Week 8 Worksheet Solutions

1. Since $T$ is a bijection the sets $E$ and $T^{- 1} (E)$ always have the same cardinality and therefore the same measure.
2. Fix a set $E \subset Z / p Z$ with positive measure. This means there is a point $e \in E$ . Since $E$ is invariant it contains the orbit of $e$ . But the orbit of $e$ is all of $Z / p Z$ so $μ (E) = 1$ .
As $X$ is finite we will have ergodicity if and only if all orbits are equal to all of $X$ . This happens when and only when $r$ and $s$ are coprime.

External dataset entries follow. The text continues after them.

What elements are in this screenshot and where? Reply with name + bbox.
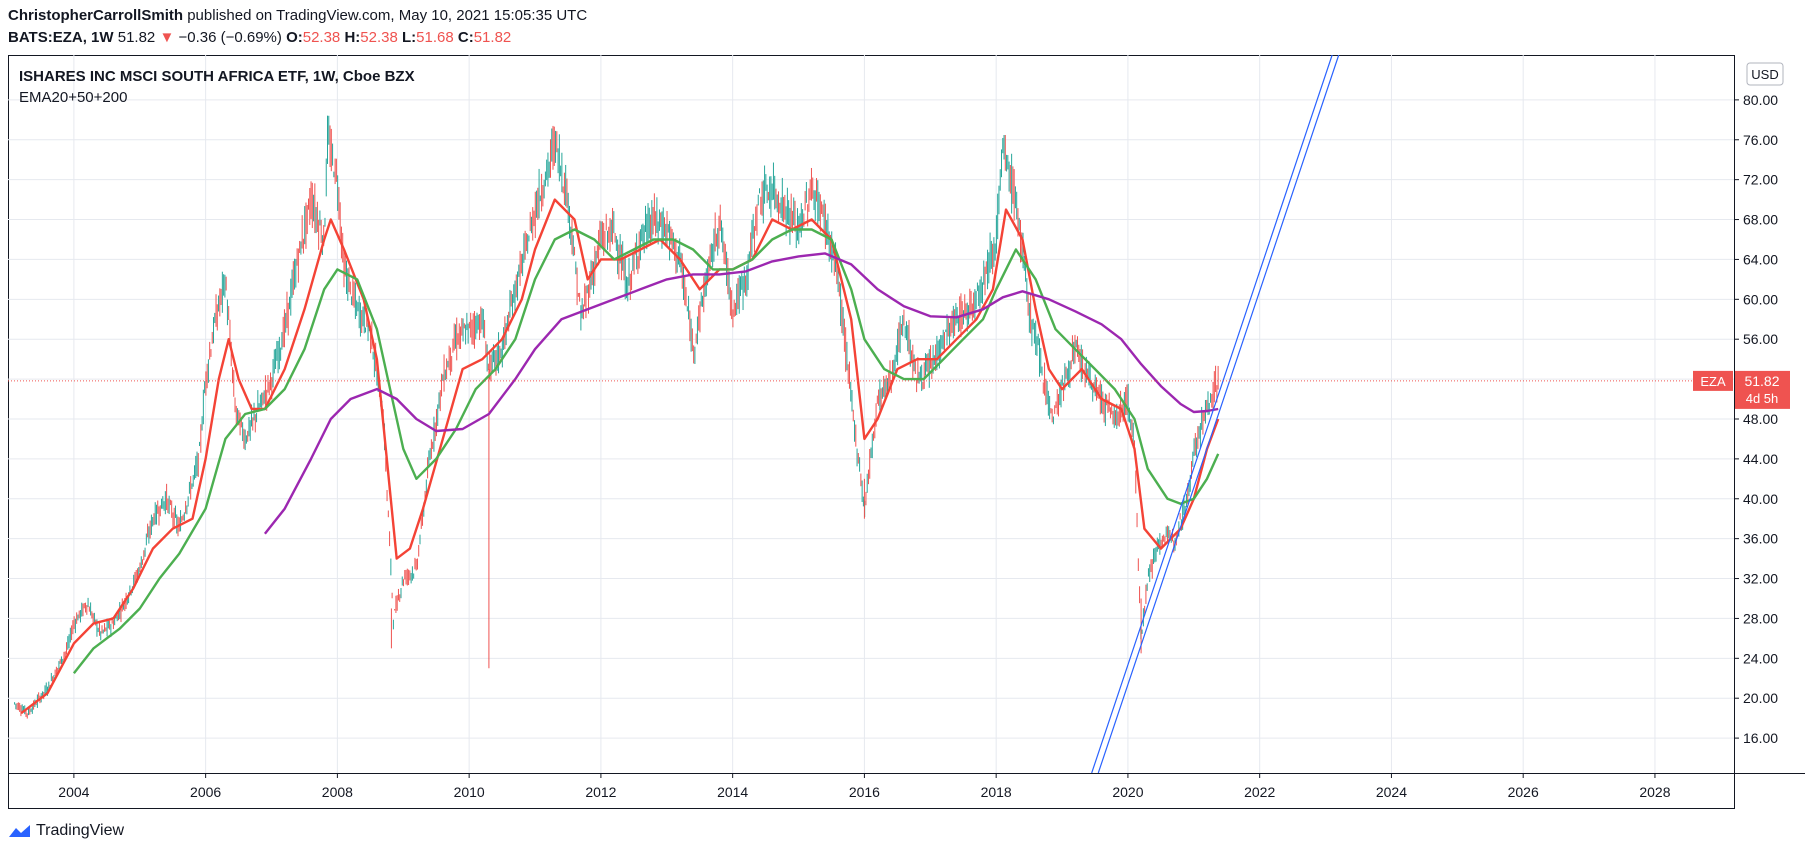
ema50-line: [72, 228, 1220, 675]
currency-button[interactable]: USD: [1746, 62, 1784, 86]
price-badge-bg: [1735, 370, 1790, 409]
published-text: published on TradingView.com, May 10, 20…: [187, 7, 588, 24]
low-value: 51.68: [416, 29, 454, 46]
tradingview-logo[interactable]: TradingView: [8, 822, 124, 840]
price-tick-label: 72.00: [1743, 172, 1778, 188]
time-tick-label: 2006: [190, 784, 221, 800]
price-badge: EZA 51.82 4d 5h: [1693, 370, 1790, 409]
high-value: 52.38: [360, 29, 398, 46]
symbol-badge: EZA: [1700, 374, 1726, 389]
time-tick-label: 2022: [1244, 784, 1275, 800]
low-label: L:: [402, 29, 417, 46]
time-tick-label: 2010: [454, 784, 485, 800]
price-tick-label: 28.00: [1743, 610, 1778, 626]
grid-lines: [8, 55, 1734, 773]
price-axis[interactable]: 16.00 20.00 24.00 28.00 32.00 36.00 40.00 44.00…: [1734, 92, 1778, 746]
ema20-line: [20, 198, 1220, 715]
open-value: 52.38: [302, 29, 341, 46]
price-tick-label: 76.00: [1743, 132, 1778, 148]
ema200-line: [263, 252, 1219, 535]
time-axis[interactable]: 2004 2006 2008 2010 2012 2014 2016 2018 2020 2022…: [58, 773, 1671, 800]
time-tick-label: 2024: [1376, 784, 1407, 800]
brand-text: TradingView: [36, 822, 125, 839]
symbol-badge-bg: [1693, 370, 1733, 391]
time-tick-label: 2020: [1112, 784, 1143, 800]
open-label: O:: [286, 29, 303, 46]
price-badge-value: 51.82: [1744, 373, 1779, 389]
time-tick-label: 2016: [849, 784, 880, 800]
trend-lines[interactable]: [1091, 55, 1340, 773]
price-change: −0.36 (−0.69%): [178, 29, 282, 46]
symbol-label: BATS:EZA, 1W: [8, 29, 114, 46]
currency-label: USD: [1751, 67, 1778, 82]
down-arrow-icon: ▼: [159, 29, 175, 46]
price-tick-label: 56.00: [1743, 331, 1778, 347]
publish-info: ChristopherCarrollSmith published on Tra…: [8, 7, 587, 24]
price-tick-label: 48.00: [1743, 411, 1778, 427]
trend-line: [1091, 55, 1333, 773]
close-label: C:: [457, 29, 474, 46]
close-value: 51.82: [473, 29, 512, 46]
time-tick-label: 2014: [717, 784, 748, 800]
price-tick-label: 60.00: [1743, 291, 1778, 307]
bar-countdown: 4d 5h: [1746, 391, 1779, 406]
price-tick-label: 44.00: [1743, 451, 1778, 467]
ema-lines: [20, 198, 1220, 715]
price-series: [14, 115, 1219, 719]
time-tick-label: 2004: [58, 784, 89, 800]
high-label: H:: [344, 29, 361, 46]
tradingview-icon: [9, 825, 30, 837]
price-tick-label: 16.00: [1743, 730, 1778, 746]
last-price: 51.82: [117, 29, 156, 46]
trend-line: [1097, 55, 1340, 773]
ohlc-bar: BATS:EZA, 1W 51.82 ▼ −0.36 (−0.69%) O:52…: [8, 29, 511, 46]
price-tick-label: 68.00: [1743, 212, 1778, 228]
price-tick-label: 20.00: [1743, 690, 1778, 706]
chart-frame: [8, 55, 1735, 809]
price-tick-label: 36.00: [1743, 531, 1778, 547]
time-tick-label: 2012: [585, 784, 616, 800]
author-name[interactable]: ChristopherCarrollSmith: [8, 7, 184, 24]
time-tick-label: 2028: [1639, 784, 1670, 800]
time-tick-label: 2008: [322, 784, 353, 800]
price-tick-label: 80.00: [1743, 92, 1778, 108]
price-tick-label: 40.00: [1743, 491, 1778, 507]
price-tick-label: 32.00: [1743, 571, 1778, 587]
price-tick-label: 64.00: [1743, 251, 1778, 267]
time-tick-label: 2026: [1508, 784, 1539, 800]
indicator-label[interactable]: EMA20+50+200: [19, 89, 127, 106]
price-tick-label: 24.00: [1743, 650, 1778, 666]
time-tick-label: 2018: [981, 784, 1012, 800]
chart-title: ISHARES INC MSCI SOUTH AFRICA ETF, 1W, C…: [19, 68, 415, 85]
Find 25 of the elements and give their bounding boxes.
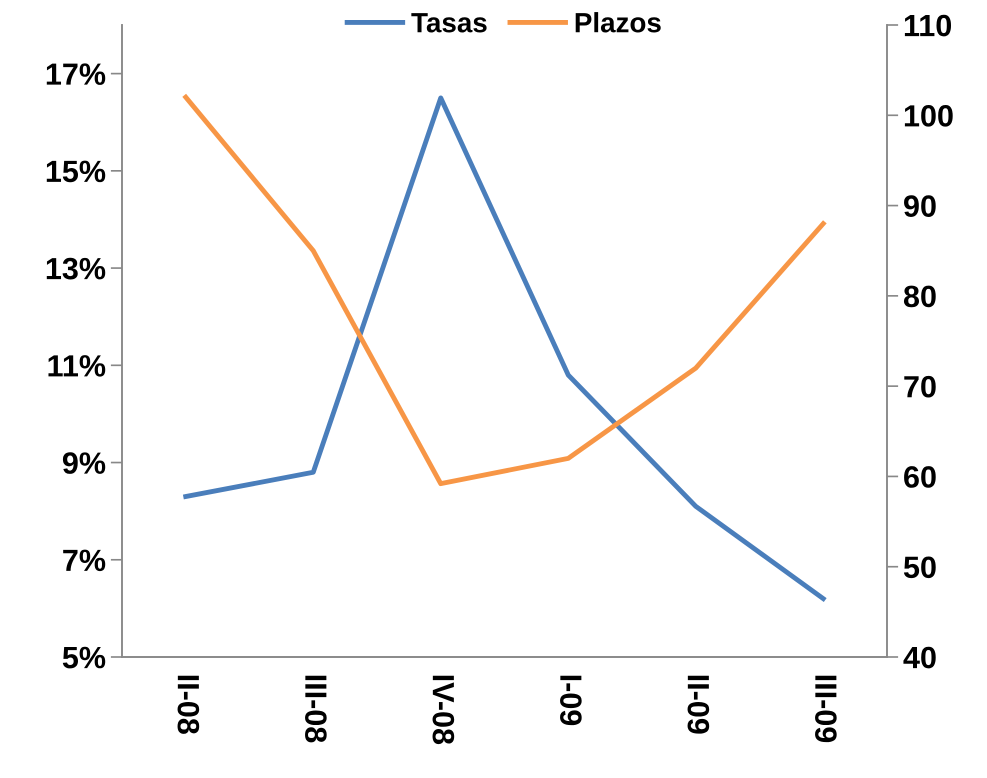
x-tick-label: II-09 bbox=[688, 676, 710, 734]
y-tick-label: 5% bbox=[62, 646, 106, 668]
y2-tick-label: 100 bbox=[904, 105, 953, 127]
y2-tick-label: 90 bbox=[904, 195, 936, 217]
y-tick-label: 15% bbox=[46, 160, 106, 182]
line-series bbox=[183, 95, 826, 602]
y-tick-label: 9% bbox=[62, 452, 106, 474]
line-series bbox=[183, 94, 826, 486]
y2-tick-label: 50 bbox=[904, 556, 936, 578]
x-tick-label: II-08 bbox=[178, 676, 200, 734]
y-tick-label: 17% bbox=[46, 63, 106, 85]
y-tick-label: 13% bbox=[46, 258, 106, 280]
y2-tick-label: 40 bbox=[903, 646, 936, 668]
y-tick-label: 11% bbox=[48, 355, 106, 377]
x-tick-label: III-09 bbox=[815, 676, 837, 742]
x-tick-label: IV-08 bbox=[432, 676, 454, 744]
y-tick-label: 7% bbox=[63, 550, 106, 572]
y2-tick-label: 70 bbox=[904, 376, 936, 398]
y2-tick-label: 80 bbox=[904, 286, 936, 308]
y2-tick-label: 110 bbox=[904, 14, 952, 36]
legend-label: Plazos bbox=[576, 12, 661, 32]
legend-label: Tasas bbox=[411, 13, 487, 32]
x-tick-label: I-09 bbox=[560, 676, 582, 726]
y2-tick-label: 60 bbox=[904, 466, 936, 488]
x-tick-label: III-08 bbox=[305, 676, 327, 742]
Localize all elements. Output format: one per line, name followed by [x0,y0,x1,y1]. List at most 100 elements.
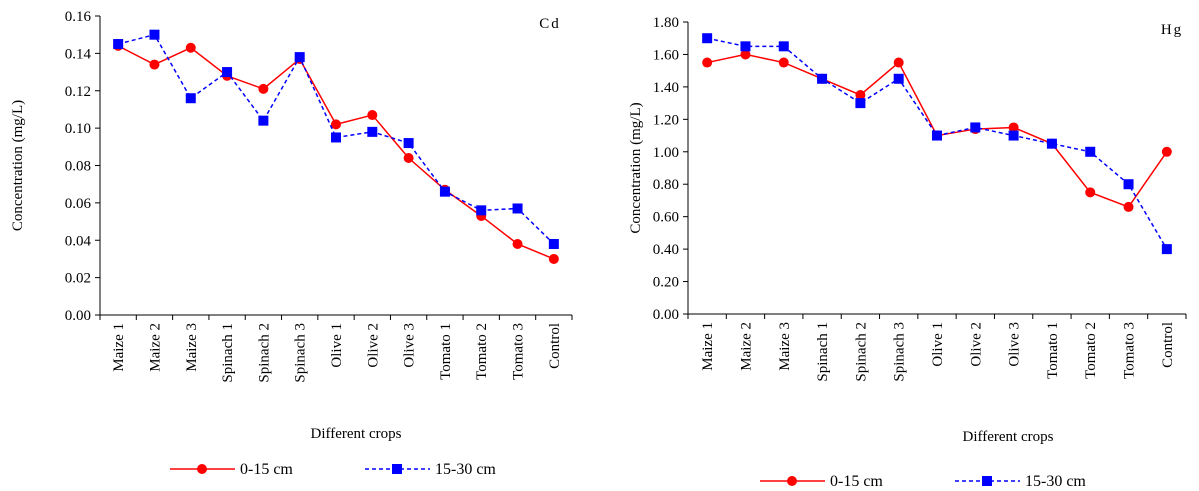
y-tick-label: 0.20 [653,275,679,291]
series-0-15cm-point [1123,201,1134,212]
y-tick-label: 1.00 [653,145,679,161]
chart-title: Cd [539,16,561,32]
series-15-30cm-point [548,238,559,249]
legend-label: 0-15 cm [240,461,293,478]
x-tick-label: Maize 1 [700,322,716,371]
y-tick-label: 1.80 [653,15,679,31]
x-tick-label: Olive 2 [968,322,984,367]
series-15-30cm-point [403,138,414,149]
y-tick-label: 0.00 [65,308,91,324]
series-15-30cm-point [817,73,828,84]
series-15-30cm-point [113,39,124,50]
x-tick-label: Olive 3 [1007,322,1023,367]
series-15-30cm-point [476,205,487,216]
y-tick-label: 0.10 [65,121,91,137]
y-tick-label: 0.02 [65,271,91,287]
series-15-30cm-point [185,93,196,104]
x-axis-title: Different crops [963,429,1054,445]
x-tick-label: Maize 3 [777,322,793,371]
x-tick-label: Tomato 1 [438,323,454,380]
series-15-30cm-point [1008,130,1019,141]
legend-marker [982,476,992,486]
series-15-30cm-point [149,29,160,40]
x-tick-label: Maize 1 [111,323,127,372]
series-15-30cm-point [970,122,981,133]
series-0-15cm-point [893,57,904,68]
series-15-30cm-point [702,33,713,44]
legend-marker [392,464,402,474]
x-tick-label: Control [1160,322,1176,368]
x-tick-label: Control [547,323,563,369]
series-15-30cm-point [855,98,866,109]
series-0-15cm-point [1085,187,1096,198]
series-15-30cm-point [331,132,341,143]
x-tick-label: Olive 3 [402,323,418,368]
x-tick-label: Olive 2 [365,323,381,368]
x-axis-title: Different crops [311,426,402,442]
x-tick-label: Tomato 1 [1045,322,1061,379]
series-0-15cm-point [778,57,789,68]
series-15-30cm-point [778,41,789,52]
series-15-30cm-point [294,52,305,63]
x-tick-label: Tomato 3 [511,323,527,380]
y-tick-label: 0.40 [653,242,679,258]
chart-panel-cd: 0.00 0.02 0.04 0.06 0.08 0.10 0.12 0.14 0.16 Maiz… [10,9,573,478]
legend-marker [197,464,207,474]
series-0-15cm-point [548,253,559,264]
y-tick-label: 1.40 [653,80,679,96]
series-0-15cm-point [258,83,269,94]
series-0-15cm-point [403,153,414,164]
y-tick-label: 0.16 [65,9,92,25]
series-0-15cm-point [702,57,713,68]
series-15-30cm-point [1123,179,1134,190]
x-tick-label: Tomato 3 [1122,322,1138,379]
series-0-15cm-point [740,49,751,60]
y-tick-label: 0.60 [653,210,679,226]
series-15-30cm-point [512,203,523,214]
series-0-15cm-point [512,238,523,249]
series-15-30cm-point [1161,244,1172,255]
x-tick-label: Maize 3 [184,323,200,372]
legend: 0-15 cm 15-30 cm [170,461,496,478]
y-tick-label: 0.80 [653,177,679,193]
y-tick-label: 0.14 [65,46,92,62]
y-axis-title: Concentration (mg/L) [10,100,26,231]
legend-marker [787,476,797,486]
series-15-30cm-point [1046,138,1057,149]
y-tick-label: 0.04 [65,233,92,249]
series-0-15cm-point [149,59,160,70]
series-15-30cm-point [740,41,751,52]
series-0-15cm-line [117,45,555,260]
y-axis-title: Concentration (mg/L) [628,102,644,233]
series-15-30cm-point [258,115,269,126]
series-15-30cm-point [222,67,233,78]
x-tick-label: Spinach 3 [293,323,309,383]
x-tick-label: Olive 1 [329,323,345,368]
legend: 0-15 cm 15-30 cm [760,473,1086,490]
series-0-15cm-point [367,110,378,121]
x-tick-label: Tomato 2 [474,323,490,380]
series-15-30cm-point [367,126,378,137]
series-15-30cm-line [706,37,1168,250]
series-0-15cm-point [331,119,341,130]
chart-title: Hg [1161,22,1183,38]
legend-label: 15-30 cm [1025,473,1086,490]
series-0-15cm-point [1008,122,1019,133]
x-tick-label: Maize 2 [738,322,754,371]
series-0-15cm-point [185,42,196,53]
series-0-15cm-point [1161,146,1172,157]
legend-label: 0-15 cm [830,473,883,490]
x-tick-label: Olive 1 [930,322,946,367]
y-tick-label: 1.60 [653,47,679,63]
y-tick-label: 0.08 [65,159,91,175]
x-tick-label: Maize 2 [147,323,163,372]
x-tick-label: Spinach 2 [853,322,869,382]
y-tick-label: 0.00 [653,307,679,323]
y-tick-label: 1.20 [653,112,679,128]
chart-panel-hg: 0.00 0.20 0.40 0.60 0.80 1.00 1.20 1.40 1.60 1.80… [628,15,1187,490]
legend-label: 15-30 cm [435,461,496,478]
x-tick-label: Spinach 1 [815,322,831,382]
series-15-30cm-point [439,186,450,197]
x-tick-label: Spinach 3 [892,322,908,382]
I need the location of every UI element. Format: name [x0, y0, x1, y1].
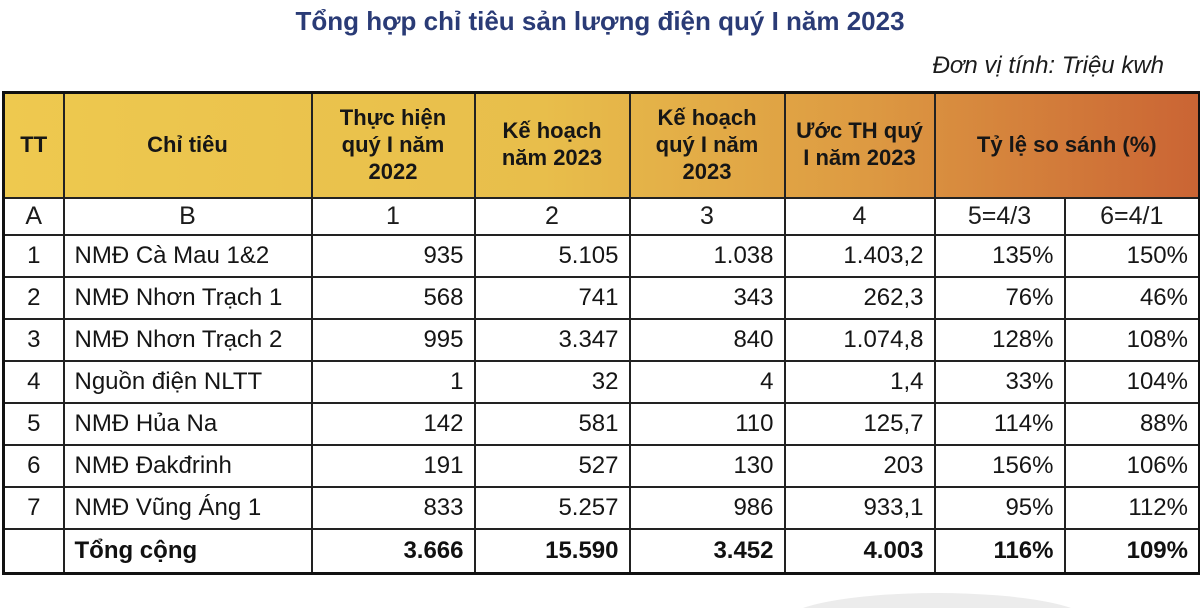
- row-name: NMĐ Hủa Na: [62, 401, 313, 446]
- row-value-4: 933,1: [783, 485, 936, 530]
- row-value-2: 741: [473, 275, 631, 320]
- table-row: 1 NMĐ Cà Mau 1&2 935 5.105 1.038 1.403,2…: [2, 233, 1200, 278]
- row-ratio-2: 106%: [1063, 443, 1200, 488]
- row-value-4: 262,3: [783, 275, 936, 320]
- row-value-4: 1.403,2: [783, 233, 936, 278]
- subheader-a: A: [2, 196, 65, 236]
- row-value-2: 581: [473, 401, 631, 446]
- table-total-row: Tổng cộng 3.666 15.590 3.452 4.003 116% …: [2, 527, 1200, 575]
- row-ratio-1: 128%: [933, 317, 1066, 362]
- row-name: NMĐ Vũng Áng 1: [62, 485, 313, 530]
- header-ty-le-so-sanh: Tỷ lệ so sánh (%): [933, 91, 1200, 199]
- subheader-1: 1: [310, 196, 476, 236]
- row-ratio-2: 88%: [1063, 401, 1200, 446]
- row-index: 6: [2, 443, 65, 488]
- table-row: 4 Nguồn điện NLTT 1 32 4 1,4 33% 104%: [2, 359, 1200, 404]
- row-index: 4: [2, 359, 65, 404]
- total-label: Tổng cộng: [62, 527, 313, 575]
- row-index: 1: [2, 233, 65, 278]
- row-ratio-1: 33%: [933, 359, 1066, 404]
- row-index: 7: [2, 485, 65, 530]
- header-chi-tieu: Chỉ tiêu: [62, 91, 313, 199]
- row-value-3: 343: [628, 275, 786, 320]
- row-value-2: 527: [473, 443, 631, 488]
- table-row: 5 NMĐ Hủa Na 142 581 110 125,7 114% 88%: [2, 401, 1200, 446]
- row-index: 3: [2, 317, 65, 362]
- row-index: 5: [2, 401, 65, 446]
- row-ratio-2: 46%: [1063, 275, 1200, 320]
- row-name: NMĐ Nhơn Trạch 1: [62, 275, 313, 320]
- row-value-4: 1,4: [783, 359, 936, 404]
- subheader-b: B: [62, 196, 313, 236]
- header-ke-hoach-2023: Kế hoạch năm 2023: [473, 91, 631, 199]
- total-ratio-1: 116%: [933, 527, 1066, 575]
- row-value-3: 1.038: [628, 233, 786, 278]
- row-ratio-1: 135%: [933, 233, 1066, 278]
- row-value-1: 142: [310, 401, 476, 446]
- total-value-1: 3.666: [310, 527, 476, 575]
- row-name: NMĐ Đakđrinh: [62, 443, 313, 488]
- total-ratio-2: 109%: [1063, 527, 1200, 575]
- table-row: 6 NMĐ Đakđrinh 191 527 130 203 156% 106%: [2, 443, 1200, 488]
- row-name: NMĐ Nhơn Trạch 2: [62, 317, 313, 362]
- table-header-row: TT Chỉ tiêu Thực hiện quý I năm 2022 Kế …: [2, 91, 1200, 199]
- background-arc-decoration: [782, 593, 1092, 608]
- row-value-1: 568: [310, 275, 476, 320]
- row-value-2: 5.257: [473, 485, 631, 530]
- row-value-1: 995: [310, 317, 476, 362]
- header-tt: TT: [2, 91, 65, 199]
- row-value-1: 191: [310, 443, 476, 488]
- row-name: Nguồn điện NLTT: [62, 359, 313, 404]
- table-row: 3 NMĐ Nhơn Trạch 2 995 3.347 840 1.074,8…: [2, 317, 1200, 362]
- table-row: 7 NMĐ Vũng Áng 1 833 5.257 986 933,1 95%…: [2, 485, 1200, 530]
- production-summary-table: TT Chỉ tiêu Thực hiện quý I năm 2022 Kế …: [2, 91, 1200, 575]
- total-value-2: 15.590: [473, 527, 631, 575]
- header-uoc-th-quy1-2023: Ước TH quý I năm 2023: [783, 91, 936, 199]
- row-ratio-2: 108%: [1063, 317, 1200, 362]
- table-subheader-row: A B 1 2 3 4 5=4/3 6=4/1: [2, 196, 1200, 236]
- row-ratio-1: 95%: [933, 485, 1066, 530]
- row-value-4: 125,7: [783, 401, 936, 446]
- row-index: 2: [2, 275, 65, 320]
- row-value-3: 840: [628, 317, 786, 362]
- page-title: Tổng hợp chỉ tiêu sản lượng điện quý I n…: [295, 6, 905, 36]
- header-thuc-hien-2022: Thực hiện quý I năm 2022: [310, 91, 476, 199]
- header-ke-hoach-quy1-2023: Kế hoạch quý I năm 2023: [628, 91, 786, 199]
- row-value-1: 935: [310, 233, 476, 278]
- subheader-3: 3: [628, 196, 786, 236]
- row-value-2: 5.105: [473, 233, 631, 278]
- row-ratio-1: 76%: [933, 275, 1066, 320]
- row-ratio-1: 114%: [933, 401, 1066, 446]
- table-row: 2 NMĐ Nhơn Trạch 1 568 741 343 262,3 76%…: [2, 275, 1200, 320]
- row-value-1: 1: [310, 359, 476, 404]
- row-value-3: 110: [628, 401, 786, 446]
- row-value-3: 4: [628, 359, 786, 404]
- row-ratio-1: 156%: [933, 443, 1066, 488]
- row-value-4: 1.074,8: [783, 317, 936, 362]
- row-value-3: 130: [628, 443, 786, 488]
- subheader-4: 4: [783, 196, 936, 236]
- subheader-2: 2: [473, 196, 631, 236]
- row-ratio-2: 150%: [1063, 233, 1200, 278]
- row-ratio-2: 104%: [1063, 359, 1200, 404]
- subheader-6-4-1: 6=4/1: [1063, 196, 1200, 236]
- subheader-5-4-3: 5=4/3: [933, 196, 1066, 236]
- unit-note: Đơn vị tính: Triệu kwh: [932, 52, 1164, 79]
- row-value-2: 3.347: [473, 317, 631, 362]
- total-value-3: 3.452: [628, 527, 786, 575]
- row-value-4: 203: [783, 443, 936, 488]
- row-value-1: 833: [310, 485, 476, 530]
- row-value-3: 986: [628, 485, 786, 530]
- row-value-2: 32: [473, 359, 631, 404]
- total-value-4: 4.003: [783, 527, 936, 575]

The collection ${[a, b) : 0 \leq a < b \leq 1} \cup {\emptyset}$ is a π-system so it suffices to check $λ ([a, b)) = λ (T^{- 1} ([a, b)))$ for all $0 \leq a < b \leq 1$ . But $λ ([a, b)) = b - a$ and $T^{- 1} ([a, b)) = [\frac{a}{2}, \frac{b}{2}) \cup [\frac{a + 1}{2}, \frac{b + 1}{2})$ is a union of disjoint intervals whose lengths add to $b - a$ .
This is covered in the solutions to the Week 8 Tutorial.
Fix $k \in N$ . For each $N \in Z$ define $I_{k} (N) = {x \in R : \frac{N}{2^{k}} \leq f (x) < \frac{N + 1}{2^{k}}}$ and note that $T^{- 1} (I_{k} (N)) = I_{k} (N)$ for all $N \in Z$ . By ergodicity each one has either measure 1 or measure 0. As their union is all of $X$ there must be exactly one $N (k) \in Z$ for which $μ (I_{k} (N (k))) = 1$ . The sets in the decreasing sequence $k \mapsto I_{k} (N (k))$ all have full measure so their intersection - which consists of those $x \in X$ at which $f$ assumes a specific value - has measure one as well. Therefore $f$ is equal on a set of full measure to a constant function.